We searched the The Cochrane Hepato-Biliary Group Controlled Trials Register, the Cochrane Central Register of Controlled Trials (CENTRAL) in The Cochrane Library, MEDLINE, EMBASE, and Science Citation Index Expanded regardless of study language. This was augmented by a manual search. The last date of search was November, 2011.
SELECTION CRITERIA: Included trials were systematically abstracted, as were excluded studies for the purposes of assessing harms. Analyses were conducted in accordance with The Cochrane Handbook and practices of The Cochrane Hepato-Biliary Group.
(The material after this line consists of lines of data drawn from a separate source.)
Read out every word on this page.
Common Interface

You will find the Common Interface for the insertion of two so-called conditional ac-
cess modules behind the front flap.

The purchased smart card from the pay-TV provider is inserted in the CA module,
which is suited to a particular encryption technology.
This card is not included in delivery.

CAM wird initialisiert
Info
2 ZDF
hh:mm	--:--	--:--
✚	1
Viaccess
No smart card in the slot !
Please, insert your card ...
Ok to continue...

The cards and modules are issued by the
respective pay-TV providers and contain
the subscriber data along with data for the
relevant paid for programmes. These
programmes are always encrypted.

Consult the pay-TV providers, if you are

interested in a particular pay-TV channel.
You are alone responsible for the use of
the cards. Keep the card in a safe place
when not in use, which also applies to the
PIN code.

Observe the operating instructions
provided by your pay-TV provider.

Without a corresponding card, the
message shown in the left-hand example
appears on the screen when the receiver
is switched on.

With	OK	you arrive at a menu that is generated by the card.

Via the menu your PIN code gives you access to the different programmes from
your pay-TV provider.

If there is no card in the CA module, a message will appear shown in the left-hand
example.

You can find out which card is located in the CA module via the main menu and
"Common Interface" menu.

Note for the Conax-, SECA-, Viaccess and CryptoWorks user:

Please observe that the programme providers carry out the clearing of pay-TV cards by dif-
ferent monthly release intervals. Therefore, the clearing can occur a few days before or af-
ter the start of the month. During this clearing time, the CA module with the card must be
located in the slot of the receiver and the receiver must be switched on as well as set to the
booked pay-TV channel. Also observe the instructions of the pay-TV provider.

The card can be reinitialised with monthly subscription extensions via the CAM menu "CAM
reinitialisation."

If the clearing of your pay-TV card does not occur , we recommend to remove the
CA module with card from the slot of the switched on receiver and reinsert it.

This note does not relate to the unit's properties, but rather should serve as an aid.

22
MAIN RESULTS: Seven randomised trials were included. Four trials with 403 patients compared an
antibiotic with placebo or no intervention. Three trials compared at least one
antibiotic regimen with another
antibiotic regimen. The trials all had high risk of bias. The trials varied in the severity of
leptospirosis among trial patients. The ability to group data for meta-analysis was limited. While all four trials that compared
antibiotics with placebo reported mortality and used parenteral
penicillin, there were no deaths in two of them. Since odds ratio calculations cannot employ zero-event trials, only two trials contributed to this estimate. The number of deaths were 16/200 (8.0%) in the
antibiotic arm versus 11/203 (5.4%) in the placebo arm giving a fixed-effect OR 1.56 (95% CI 0.70 to 3.46). The random-effects OR is 1.16 (95% CI 0.23 to 5.95). The heterogeneity among these four trials for the mortality outcome was moderate (I(2)= 50%). Only one trial (253 patients) reported days of hospitalisation. It compared parenteral
penicillin to placebo without significant effect of
therapy (8.9 versus 8.8 days; mean difference (MD) 0.10 days, 95% CI -0.83 to 1.03). The difference in days of clinical illness was reported in two of these trials (71 patients). While parenteral
penicillin therapy conferred 4.7 to 5.6 days of clinical illness in contrast to 7.7 to 11.6 days in the placebo arm, the size of the estimate of effect increased but statistical significance was lost under the random-effect model (fixed-effect: MD -2.13 days, 95% CI -2.46 to -1.80; random-effects: MD -4.04, 95% CI -8.66 to 0.58). I(2) for this outcome was high (81%). When duration of
fever alone was assessed between
antibiotics and placebo in a single trial (79 patients), no significant difference existed (6.9 versus 6.6 days; MD 0.30, 95% CI -1.26 to 1.86). Two trials with 332 patients in relatively severe and possibly late
leptospirosis, resulted in trends towards increased dialysis when
penicillin was used rather than placebo, but the estimate of effect was small and did not reach statistical significance (42/163 (25.8%) versus 31/169 (18.4%); OR 1.54, 95% CI 0.91 to 2.60). When one
antibiotic was assessed against another
antibiotic, there were no statistically significant results. For mortality in particular, these comparisons included
cephalosporin versus
penicillin (2 trials, 6/176 (3.4%) versus 9/175 (5.2%); fixed-effect: OR 0.65, 95% CI 0.23 to 1.87, I(2)= 16%),
doxycycline versus
penicillin (1 trial, 2/81 (2.5%) versus 4/89 (4.5); OR 0.54, 95% CI 0.10 to 3.02),
cephalosporin versus
doxycycline (1 trial, 1/88 (1.1%) versus 2/81 (2.5%); OR 0.45, 95% CI 0.04 to 5.10). There were no adverse events of
therapy which reached statistical significance.